Ce que la science a établi
L'effet anticonvulsivant du CBD est le mieux documenté : Epidyolex (CBD pharmaceutique) est autorisé en Europe pour les épilepsies sévères de l'enfant (Dravet, Lennox-Gastaut). L'OMS a confirmé en 2018 que le CBD ne présente pas de potentiel d'abus ni de dépendance. Des études cliniques montrent des effets anxiolytiques significatifs à des doses de 300-600 mg/jour dans des contextes expérimentaux contrôlés. (lire aussi « Pourquoi le taux de CBD ne détermine pas l'efficacité du produit »).
Ce que la science explore
Des études préliminaires documentent des effets anti-inflammatoires, analgésiques, neuroprotecteurs et améliorant la qualité du sommeil. Ces résultats sont prometteurs mais proviennent majoritairement d'études précliniques (in vitro, modèles animaux) ou d'essais cliniques de petite taille. Ils ne permettent pas encore de formuler des allégations thérapeutiques. (pour aller plus loin, consultez Full spectrum vs isolat : les données cliniques comparatives).

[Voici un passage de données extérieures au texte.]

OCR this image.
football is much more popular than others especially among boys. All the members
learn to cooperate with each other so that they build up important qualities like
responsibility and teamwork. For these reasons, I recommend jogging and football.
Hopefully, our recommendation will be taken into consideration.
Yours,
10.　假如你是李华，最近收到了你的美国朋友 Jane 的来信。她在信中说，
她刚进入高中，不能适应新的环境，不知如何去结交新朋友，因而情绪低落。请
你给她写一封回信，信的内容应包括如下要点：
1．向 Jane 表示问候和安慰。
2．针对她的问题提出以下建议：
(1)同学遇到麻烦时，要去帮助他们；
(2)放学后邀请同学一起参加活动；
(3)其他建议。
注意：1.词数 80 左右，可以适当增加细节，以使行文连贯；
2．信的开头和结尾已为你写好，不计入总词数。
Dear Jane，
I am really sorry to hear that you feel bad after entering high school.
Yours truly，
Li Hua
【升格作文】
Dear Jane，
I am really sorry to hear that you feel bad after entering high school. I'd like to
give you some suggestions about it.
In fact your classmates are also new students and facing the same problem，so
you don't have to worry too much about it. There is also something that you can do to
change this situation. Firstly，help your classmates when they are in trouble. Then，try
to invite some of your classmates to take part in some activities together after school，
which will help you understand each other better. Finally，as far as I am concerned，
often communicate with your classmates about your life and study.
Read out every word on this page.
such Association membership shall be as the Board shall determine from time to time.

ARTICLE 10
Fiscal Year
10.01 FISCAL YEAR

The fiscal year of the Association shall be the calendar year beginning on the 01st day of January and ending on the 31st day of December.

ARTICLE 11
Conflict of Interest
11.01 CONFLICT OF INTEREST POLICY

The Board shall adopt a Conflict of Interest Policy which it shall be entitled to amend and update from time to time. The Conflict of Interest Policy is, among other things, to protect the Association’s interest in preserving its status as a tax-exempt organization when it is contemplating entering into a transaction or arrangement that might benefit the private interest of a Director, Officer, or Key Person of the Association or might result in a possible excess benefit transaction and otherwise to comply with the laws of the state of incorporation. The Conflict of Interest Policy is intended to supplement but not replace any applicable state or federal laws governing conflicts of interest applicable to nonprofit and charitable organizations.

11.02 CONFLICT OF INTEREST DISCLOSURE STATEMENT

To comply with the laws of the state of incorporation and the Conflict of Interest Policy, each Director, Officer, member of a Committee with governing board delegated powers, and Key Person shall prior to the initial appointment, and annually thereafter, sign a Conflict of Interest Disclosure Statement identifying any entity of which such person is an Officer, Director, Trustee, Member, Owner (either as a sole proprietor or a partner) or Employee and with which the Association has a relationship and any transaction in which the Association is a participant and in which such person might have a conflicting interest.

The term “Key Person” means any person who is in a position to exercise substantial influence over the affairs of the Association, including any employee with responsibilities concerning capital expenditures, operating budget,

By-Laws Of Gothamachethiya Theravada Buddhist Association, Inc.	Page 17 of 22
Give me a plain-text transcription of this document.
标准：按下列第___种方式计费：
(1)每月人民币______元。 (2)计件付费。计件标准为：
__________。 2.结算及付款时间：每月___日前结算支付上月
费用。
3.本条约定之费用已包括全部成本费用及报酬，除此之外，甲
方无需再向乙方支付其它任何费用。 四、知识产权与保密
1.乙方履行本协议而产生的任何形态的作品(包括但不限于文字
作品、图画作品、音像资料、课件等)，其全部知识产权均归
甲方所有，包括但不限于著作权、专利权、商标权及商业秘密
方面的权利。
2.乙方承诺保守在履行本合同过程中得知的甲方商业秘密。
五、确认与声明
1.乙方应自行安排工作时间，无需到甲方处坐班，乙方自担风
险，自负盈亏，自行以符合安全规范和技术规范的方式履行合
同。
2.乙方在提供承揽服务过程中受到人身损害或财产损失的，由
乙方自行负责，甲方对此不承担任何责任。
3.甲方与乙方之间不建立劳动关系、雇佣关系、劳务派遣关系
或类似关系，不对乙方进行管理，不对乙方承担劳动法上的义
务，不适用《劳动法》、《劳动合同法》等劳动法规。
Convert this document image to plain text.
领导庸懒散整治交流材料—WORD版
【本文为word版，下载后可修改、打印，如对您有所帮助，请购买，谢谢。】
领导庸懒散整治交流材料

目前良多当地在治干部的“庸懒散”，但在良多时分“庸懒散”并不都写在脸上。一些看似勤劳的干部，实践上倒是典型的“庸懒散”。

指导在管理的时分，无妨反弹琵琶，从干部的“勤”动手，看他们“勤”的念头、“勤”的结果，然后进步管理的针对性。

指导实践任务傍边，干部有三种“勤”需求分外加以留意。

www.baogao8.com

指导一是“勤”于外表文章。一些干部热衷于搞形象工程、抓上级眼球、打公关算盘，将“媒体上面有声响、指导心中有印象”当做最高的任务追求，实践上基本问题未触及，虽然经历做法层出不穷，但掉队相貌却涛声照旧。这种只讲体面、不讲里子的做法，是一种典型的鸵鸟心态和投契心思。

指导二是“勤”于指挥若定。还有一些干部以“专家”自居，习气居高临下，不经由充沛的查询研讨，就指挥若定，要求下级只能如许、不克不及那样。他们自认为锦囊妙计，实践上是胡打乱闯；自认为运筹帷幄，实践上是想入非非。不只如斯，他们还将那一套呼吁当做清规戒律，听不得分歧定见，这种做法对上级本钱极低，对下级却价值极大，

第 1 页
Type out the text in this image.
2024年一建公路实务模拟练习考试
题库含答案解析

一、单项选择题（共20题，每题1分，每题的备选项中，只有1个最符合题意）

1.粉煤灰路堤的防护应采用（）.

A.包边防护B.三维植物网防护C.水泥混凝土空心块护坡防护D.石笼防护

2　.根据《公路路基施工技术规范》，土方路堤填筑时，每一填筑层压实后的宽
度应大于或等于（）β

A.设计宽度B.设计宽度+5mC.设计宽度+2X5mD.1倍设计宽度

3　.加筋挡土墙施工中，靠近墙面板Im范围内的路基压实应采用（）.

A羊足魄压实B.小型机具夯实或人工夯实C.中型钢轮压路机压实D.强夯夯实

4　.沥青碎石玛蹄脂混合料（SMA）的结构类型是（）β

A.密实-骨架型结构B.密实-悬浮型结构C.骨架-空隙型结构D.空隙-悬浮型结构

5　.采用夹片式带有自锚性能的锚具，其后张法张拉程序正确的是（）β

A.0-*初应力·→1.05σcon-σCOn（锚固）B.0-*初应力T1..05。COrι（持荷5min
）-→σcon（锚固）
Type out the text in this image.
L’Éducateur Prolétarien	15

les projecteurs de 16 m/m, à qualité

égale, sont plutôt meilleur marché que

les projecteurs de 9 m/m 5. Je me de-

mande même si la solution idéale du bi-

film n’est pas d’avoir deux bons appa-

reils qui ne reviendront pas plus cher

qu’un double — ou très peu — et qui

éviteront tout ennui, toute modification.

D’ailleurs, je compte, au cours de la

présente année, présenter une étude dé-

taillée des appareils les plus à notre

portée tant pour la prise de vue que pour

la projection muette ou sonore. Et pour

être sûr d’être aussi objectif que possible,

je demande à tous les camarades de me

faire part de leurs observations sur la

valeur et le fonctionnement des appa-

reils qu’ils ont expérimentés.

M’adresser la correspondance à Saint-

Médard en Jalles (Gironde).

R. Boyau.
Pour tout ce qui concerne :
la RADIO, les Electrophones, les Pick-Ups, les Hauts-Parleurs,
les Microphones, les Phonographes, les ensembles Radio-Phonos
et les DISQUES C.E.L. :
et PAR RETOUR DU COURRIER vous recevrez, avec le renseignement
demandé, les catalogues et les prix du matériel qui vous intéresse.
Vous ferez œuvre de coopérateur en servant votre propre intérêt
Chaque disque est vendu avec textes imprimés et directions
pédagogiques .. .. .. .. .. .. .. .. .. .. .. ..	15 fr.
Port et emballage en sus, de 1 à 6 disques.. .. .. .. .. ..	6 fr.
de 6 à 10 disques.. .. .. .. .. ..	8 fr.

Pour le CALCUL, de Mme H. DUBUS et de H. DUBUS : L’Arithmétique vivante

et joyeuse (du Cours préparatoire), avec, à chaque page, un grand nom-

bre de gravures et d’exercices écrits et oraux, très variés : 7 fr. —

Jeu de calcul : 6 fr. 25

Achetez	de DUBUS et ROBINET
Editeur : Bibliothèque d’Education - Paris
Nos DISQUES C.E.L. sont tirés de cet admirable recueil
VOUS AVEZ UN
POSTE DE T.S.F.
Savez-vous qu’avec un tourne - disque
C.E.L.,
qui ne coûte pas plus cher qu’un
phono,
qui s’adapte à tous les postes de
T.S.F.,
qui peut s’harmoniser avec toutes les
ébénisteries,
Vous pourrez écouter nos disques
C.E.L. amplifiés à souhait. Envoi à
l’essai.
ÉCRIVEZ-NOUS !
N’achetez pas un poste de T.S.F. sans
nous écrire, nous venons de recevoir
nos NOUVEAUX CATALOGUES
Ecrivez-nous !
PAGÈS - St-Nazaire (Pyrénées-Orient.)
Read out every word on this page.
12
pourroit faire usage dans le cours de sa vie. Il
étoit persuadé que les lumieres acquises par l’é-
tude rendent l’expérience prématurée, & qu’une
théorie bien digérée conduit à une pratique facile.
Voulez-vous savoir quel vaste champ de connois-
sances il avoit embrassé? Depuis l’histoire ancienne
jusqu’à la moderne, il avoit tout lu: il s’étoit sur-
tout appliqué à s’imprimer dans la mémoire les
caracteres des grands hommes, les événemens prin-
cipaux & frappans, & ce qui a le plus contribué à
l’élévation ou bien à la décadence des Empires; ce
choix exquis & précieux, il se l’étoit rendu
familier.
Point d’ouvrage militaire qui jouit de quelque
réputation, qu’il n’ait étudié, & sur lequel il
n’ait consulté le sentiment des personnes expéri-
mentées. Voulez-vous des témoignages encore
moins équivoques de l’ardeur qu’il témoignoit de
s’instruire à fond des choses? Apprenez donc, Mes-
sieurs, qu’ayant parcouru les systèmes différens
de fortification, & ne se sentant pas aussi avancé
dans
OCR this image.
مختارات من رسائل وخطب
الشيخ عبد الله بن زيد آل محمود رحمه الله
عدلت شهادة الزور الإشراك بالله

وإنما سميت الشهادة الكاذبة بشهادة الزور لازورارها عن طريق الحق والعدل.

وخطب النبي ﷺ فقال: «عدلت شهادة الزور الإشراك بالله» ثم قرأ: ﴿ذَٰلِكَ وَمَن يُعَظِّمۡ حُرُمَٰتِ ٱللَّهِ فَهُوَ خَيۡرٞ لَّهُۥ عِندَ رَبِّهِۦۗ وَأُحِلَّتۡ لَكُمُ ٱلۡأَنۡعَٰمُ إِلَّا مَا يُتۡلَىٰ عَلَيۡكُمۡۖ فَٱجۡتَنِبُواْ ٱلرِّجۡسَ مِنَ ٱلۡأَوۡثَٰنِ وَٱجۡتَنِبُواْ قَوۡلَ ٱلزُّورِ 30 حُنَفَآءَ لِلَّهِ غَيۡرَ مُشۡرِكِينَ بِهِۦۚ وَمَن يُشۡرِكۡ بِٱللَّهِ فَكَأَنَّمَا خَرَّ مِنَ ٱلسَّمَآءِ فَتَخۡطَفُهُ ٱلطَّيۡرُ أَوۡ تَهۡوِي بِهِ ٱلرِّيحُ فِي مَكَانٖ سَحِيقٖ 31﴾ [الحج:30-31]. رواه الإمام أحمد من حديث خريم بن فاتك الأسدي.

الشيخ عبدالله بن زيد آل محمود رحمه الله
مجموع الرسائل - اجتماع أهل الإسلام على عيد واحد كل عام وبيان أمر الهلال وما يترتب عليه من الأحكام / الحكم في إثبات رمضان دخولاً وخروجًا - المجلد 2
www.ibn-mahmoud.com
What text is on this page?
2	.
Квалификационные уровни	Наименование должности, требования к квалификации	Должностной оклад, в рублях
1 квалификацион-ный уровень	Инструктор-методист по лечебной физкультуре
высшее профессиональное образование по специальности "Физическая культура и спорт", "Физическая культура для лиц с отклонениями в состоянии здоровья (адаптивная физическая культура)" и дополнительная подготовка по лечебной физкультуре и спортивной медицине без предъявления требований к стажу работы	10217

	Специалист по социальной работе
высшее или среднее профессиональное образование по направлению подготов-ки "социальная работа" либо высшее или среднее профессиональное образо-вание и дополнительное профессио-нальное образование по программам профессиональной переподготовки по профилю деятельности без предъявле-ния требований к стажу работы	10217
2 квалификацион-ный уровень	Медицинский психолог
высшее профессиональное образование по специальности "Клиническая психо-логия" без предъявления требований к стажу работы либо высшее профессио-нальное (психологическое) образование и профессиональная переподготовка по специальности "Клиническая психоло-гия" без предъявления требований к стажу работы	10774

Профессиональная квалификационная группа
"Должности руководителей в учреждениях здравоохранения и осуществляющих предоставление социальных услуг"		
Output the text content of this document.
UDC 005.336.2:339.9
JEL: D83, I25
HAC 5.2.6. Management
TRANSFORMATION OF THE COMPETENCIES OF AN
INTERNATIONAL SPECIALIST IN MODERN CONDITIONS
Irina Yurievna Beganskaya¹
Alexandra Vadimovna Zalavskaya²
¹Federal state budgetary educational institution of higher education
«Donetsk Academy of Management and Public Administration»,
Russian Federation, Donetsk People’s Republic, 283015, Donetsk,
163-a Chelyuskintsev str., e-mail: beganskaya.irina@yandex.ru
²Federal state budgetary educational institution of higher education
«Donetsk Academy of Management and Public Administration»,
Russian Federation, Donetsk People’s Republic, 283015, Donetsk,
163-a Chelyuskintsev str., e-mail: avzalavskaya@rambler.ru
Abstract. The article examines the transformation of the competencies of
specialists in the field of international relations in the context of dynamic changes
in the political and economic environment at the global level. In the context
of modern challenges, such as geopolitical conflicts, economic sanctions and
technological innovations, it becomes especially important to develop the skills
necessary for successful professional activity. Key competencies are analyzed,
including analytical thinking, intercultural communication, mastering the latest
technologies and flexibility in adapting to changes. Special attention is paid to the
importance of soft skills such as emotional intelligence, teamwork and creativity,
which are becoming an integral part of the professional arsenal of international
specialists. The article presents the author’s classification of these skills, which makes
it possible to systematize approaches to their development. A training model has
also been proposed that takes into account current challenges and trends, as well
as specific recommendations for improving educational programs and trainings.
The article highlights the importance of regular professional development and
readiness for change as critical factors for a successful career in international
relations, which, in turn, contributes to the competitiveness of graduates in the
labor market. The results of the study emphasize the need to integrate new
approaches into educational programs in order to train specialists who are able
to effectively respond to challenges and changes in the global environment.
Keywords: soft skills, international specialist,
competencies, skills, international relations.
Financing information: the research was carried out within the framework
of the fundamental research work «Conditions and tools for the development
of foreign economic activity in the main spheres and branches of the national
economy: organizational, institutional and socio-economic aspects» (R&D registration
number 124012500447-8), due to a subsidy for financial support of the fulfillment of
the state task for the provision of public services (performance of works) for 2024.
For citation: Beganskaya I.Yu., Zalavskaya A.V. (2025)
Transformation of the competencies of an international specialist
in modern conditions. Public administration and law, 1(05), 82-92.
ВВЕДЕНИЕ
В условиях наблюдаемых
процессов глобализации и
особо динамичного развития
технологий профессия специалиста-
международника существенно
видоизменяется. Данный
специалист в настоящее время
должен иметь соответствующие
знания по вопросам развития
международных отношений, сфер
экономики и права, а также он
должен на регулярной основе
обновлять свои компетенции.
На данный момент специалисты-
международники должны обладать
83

Cet article fait partie du dossier Guide du consommateur CBD.
Ce que le marketing invente
« Le CBD guérit le cancer », « Le CBD remplace les antidépresseurs », « Le CBD élimine les douleurs chroniques » : ces allégations ne sont soutenues par aucune preuve clinique de niveau suffisant. Elles constituent des pratiques commerciales trompeuses au sens de l'article L.121-2 du Code de la consommation. L'ANSM et la MILDECA ont alerté à plusieurs reprises contre ces allégations non fondées. (ce point est détaillé dans Les alertes de l'ANSM sur les produits CBD avec allégations trompeuses).
La position de l'Observatoire
Le CBD est un phytocannabinoïde dont le potentiel thérapeutique est réel mais en cours d'exploration. Sa consommation comme complément de bien-être est légitime, à condition de ne pas lui attribuer des vertus qu'il n'a pas. Le consommateur éclairé recherche des produits de qualité (spectre complet, naturels, traçables) et consulte un professionnel de santé pour toute question médicale.